Johnson also identifies the similarity of the totalitarian regimes of the 1930s, especially in regards to their essentially Marxist orientation, i.e., viewing society in terms of classes (or races in the case of Hitler) rather than individuals. Almost none of the major dictators had ever been involved in the process of wealth creation, and few had ever thought of entering any other occupation other than that of the professional politician. Following Nietzsche’s “will to power,” they represented the transference of the religious impulse into poltics.
These themes, then, weave their way through all of Johnson’s narrative. The twentieth century is depicted as a time when the pressures of war and the ideas of intellectuals fueled an unprecedented rise in state power, especially vis-a-vis the individual. This tide of state power has still not receded. Compounding the already deplorable erosion of civil liberties engendered by the growth of the state is decline in economic productivity–throughout the non-Western world. Russia, a huge food exporter under the Tsars, became a food importer after agricultural collectivation. Oddly enough much of the “Third World” followed Russia’s example of collectivism and suffered disastrous declines in agricultural productivity. Yet even the Western democracies witnessed a large growth in the role of the state, as wartime bureaucracies proved resistant to dismantling.

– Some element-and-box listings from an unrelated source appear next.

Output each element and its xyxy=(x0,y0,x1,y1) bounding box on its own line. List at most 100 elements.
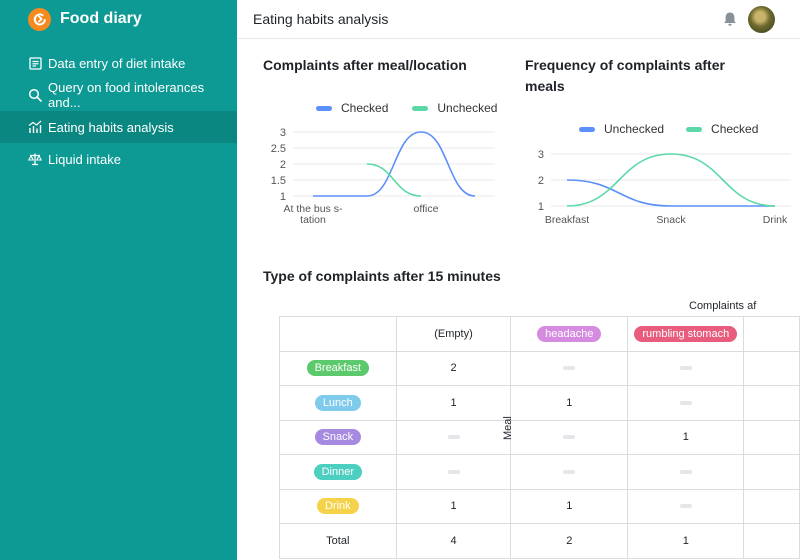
x-tick-label: office xyxy=(414,203,439,215)
total-cell: 1 xyxy=(627,523,745,559)
row-header-cell: Breakfast xyxy=(279,350,397,386)
row-tag: Dinner xyxy=(313,463,362,480)
x-tick-label: Drink xyxy=(763,214,788,226)
empty-value-icon xyxy=(679,366,692,371)
series-line-checked xyxy=(566,153,776,207)
table-cell: 1 xyxy=(395,488,512,524)
columns-header: Complaints af xyxy=(689,300,757,312)
sidebar-item-label: Query on food intolerances and... xyxy=(48,80,205,110)
table-header-row: (Empty) headache rumbling stomach xyxy=(279,316,800,352)
total-cell: 4 xyxy=(395,523,512,559)
column-header-cell: (Empty) xyxy=(395,316,512,352)
series-line-unchecked xyxy=(566,179,775,207)
form-icon xyxy=(28,56,42,70)
overflow-cell xyxy=(743,419,800,455)
chart1-title: Complaints after meal/location xyxy=(263,57,467,73)
scale-icon xyxy=(28,152,42,166)
y-tick-label: 2 xyxy=(538,175,544,187)
legend-swatch xyxy=(316,105,332,111)
bell-icon[interactable] xyxy=(721,10,739,28)
x-tick-label: Snack xyxy=(656,214,686,226)
empty-value-icon xyxy=(679,504,692,509)
empty-value-icon xyxy=(563,366,576,371)
chart1-plot: 3 2.5 2 1.5 1At the bus s-tation office xyxy=(271,127,495,226)
row-tag: Drink xyxy=(316,498,359,515)
y-tick-label: 3 xyxy=(280,127,286,139)
table-cell: 2 xyxy=(395,350,512,386)
series-line-checked xyxy=(312,131,476,197)
overflow-cell xyxy=(743,523,800,559)
legend-swatch xyxy=(412,105,429,111)
y-tick-label: 3 xyxy=(538,149,544,161)
row-tag: Breakfast xyxy=(306,360,370,377)
total-cell: 2 xyxy=(510,523,629,559)
table-cell: 1 xyxy=(627,419,745,455)
sidebar-nav: Data entry of diet intake Query on food … xyxy=(0,47,237,175)
sidebar-item-liquid-intake[interactable]: Liquid intake xyxy=(0,143,237,175)
column-tag: headache xyxy=(537,325,602,342)
total-row: Total 4 2 1 xyxy=(279,523,800,559)
search-icon xyxy=(28,88,42,102)
sidebar-item-data-entry[interactable]: Data entry of diet intake xyxy=(0,47,237,79)
overflow-cell xyxy=(743,488,800,524)
row-header-cell: Dinner xyxy=(279,454,397,490)
total-label-cell: Total xyxy=(279,523,397,559)
row-header-meal: Meal xyxy=(502,416,514,440)
legend-item-checked[interactable]: Checked xyxy=(316,101,388,115)
table-cell xyxy=(627,488,745,524)
sidebar: Food diary Data entry of diet intake Que… xyxy=(0,0,237,560)
legend-item-checked[interactable]: Checked xyxy=(686,122,758,136)
empty-value-icon xyxy=(563,469,576,474)
corner-cell xyxy=(279,316,397,352)
table-cell xyxy=(627,350,745,386)
legend-item-unchecked[interactable]: Unchecked xyxy=(412,101,497,115)
pivot-title: Type of complaints after 15 minutes xyxy=(263,268,501,284)
pivot-table: (Empty) headache rumbling stomach Breakfast… xyxy=(279,316,800,559)
chart2-legend: Unchecked Checked xyxy=(579,122,758,136)
chart-icon xyxy=(28,120,42,134)
table-cell: 1 xyxy=(510,488,629,524)
overflow-cell xyxy=(743,454,800,490)
topbar: Eating habits analysis xyxy=(237,0,800,39)
sidebar-item-eating-habits[interactable]: Eating habits analysis xyxy=(0,111,237,143)
overflow-cell xyxy=(743,385,800,421)
empty-value-icon xyxy=(679,469,692,474)
column-tag: rumbling stomach xyxy=(634,325,738,342)
legend-label: Unchecked xyxy=(437,101,498,115)
row-tag: Lunch xyxy=(314,394,361,411)
row-header-cell: Lunch xyxy=(279,385,397,421)
y-tick-label: 1 xyxy=(538,201,544,213)
legend-label: Unchecked xyxy=(604,122,665,136)
brand[interactable]: Food diary xyxy=(0,0,237,38)
table-row: Lunch 1 1 xyxy=(279,385,800,421)
table-cell xyxy=(510,454,629,490)
legend-swatch xyxy=(686,126,703,132)
y-tick-label: 1.5 xyxy=(271,175,286,187)
app-logo-icon xyxy=(28,7,51,31)
chart1-legend: Checked Unchecked xyxy=(316,101,497,115)
chart2-title: Frequency of complaints after meals xyxy=(525,57,725,94)
legend-label: Checked xyxy=(711,122,759,136)
sidebar-item-label: Eating habits analysis xyxy=(48,119,174,135)
table-cell xyxy=(627,385,745,421)
sidebar-item-query[interactable]: Query on food intolerances and... xyxy=(0,79,237,111)
empty-value-icon xyxy=(447,469,460,474)
pivot-table-container: (Empty) headache rumbling stomach Breakfast… xyxy=(279,316,800,560)
sidebar-item-label: Liquid intake xyxy=(48,151,121,167)
legend-item-unchecked[interactable]: Unchecked xyxy=(579,122,664,136)
table-row: Drink 1 1 xyxy=(279,488,800,524)
table-row: Dinner xyxy=(279,454,800,490)
column-header-cell: rumbling stomach xyxy=(627,316,745,352)
y-tick-label: 2 xyxy=(280,159,286,171)
y-tick-label: 2.5 xyxy=(271,143,286,155)
legend-swatch xyxy=(579,126,595,132)
overflow-cell xyxy=(743,316,800,352)
table-cell xyxy=(510,419,629,455)
page-title: Eating habits analysis xyxy=(253,11,389,27)
x-tick-label: Breakfast xyxy=(545,214,589,226)
y-tick-label: 1 xyxy=(280,191,286,203)
overflow-cell xyxy=(743,350,800,386)
legend-label: Checked xyxy=(341,101,389,115)
avatar[interactable] xyxy=(748,6,775,33)
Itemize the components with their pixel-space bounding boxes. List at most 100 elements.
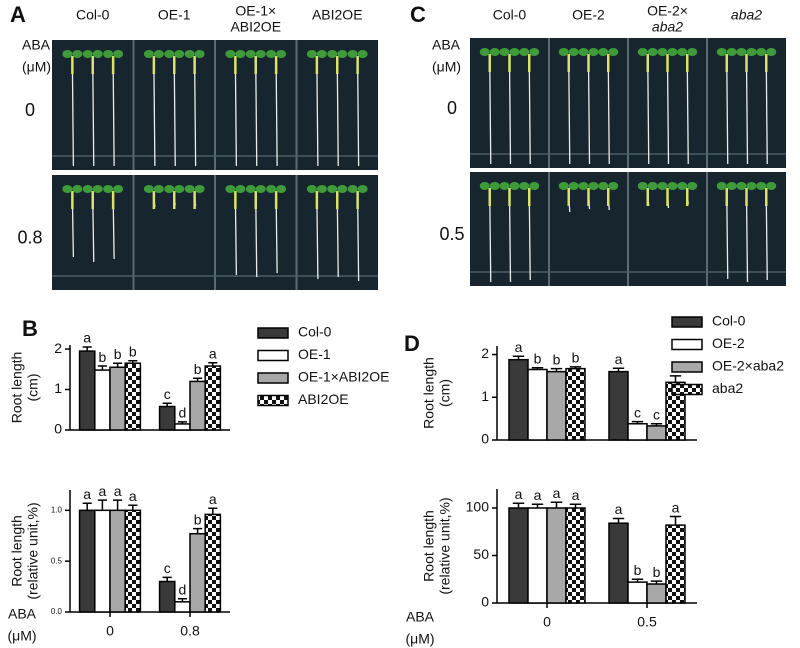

The West could not remain immune to the moral relativism of the totalitarian regimes. Johnson quotes a prophetic statement by Churchill during World War I describing how the war of attrition waged by the totalitarian regimes forced the West to lower its own moral standards. Indeed Britain, lacking other means to attack Germany, was the first of the powers to initiate large scale bombings against civilians. These continued, indeed increased, even after the entry of America and Russia into the battle against Germany.; the bombing program had gained a momentum of its own.
In contrast to the stilted, stultifying prose of too many academic historians, Johnson offers us a feast of strong sentences, honest characterizations, and a unifying thesis–one that never intrudes upon his depiction of events even if those events do not always support his thesis. The Modern Age is the time of moral relativism; the most hopeful trend in the eighties and nineties is the continued strength of religion, which hopefully can reteach humanity moral principles and so avert so much political violence. Whatever one thinks of Johnson’s “conservative” views, one must respect his scholarship and insight.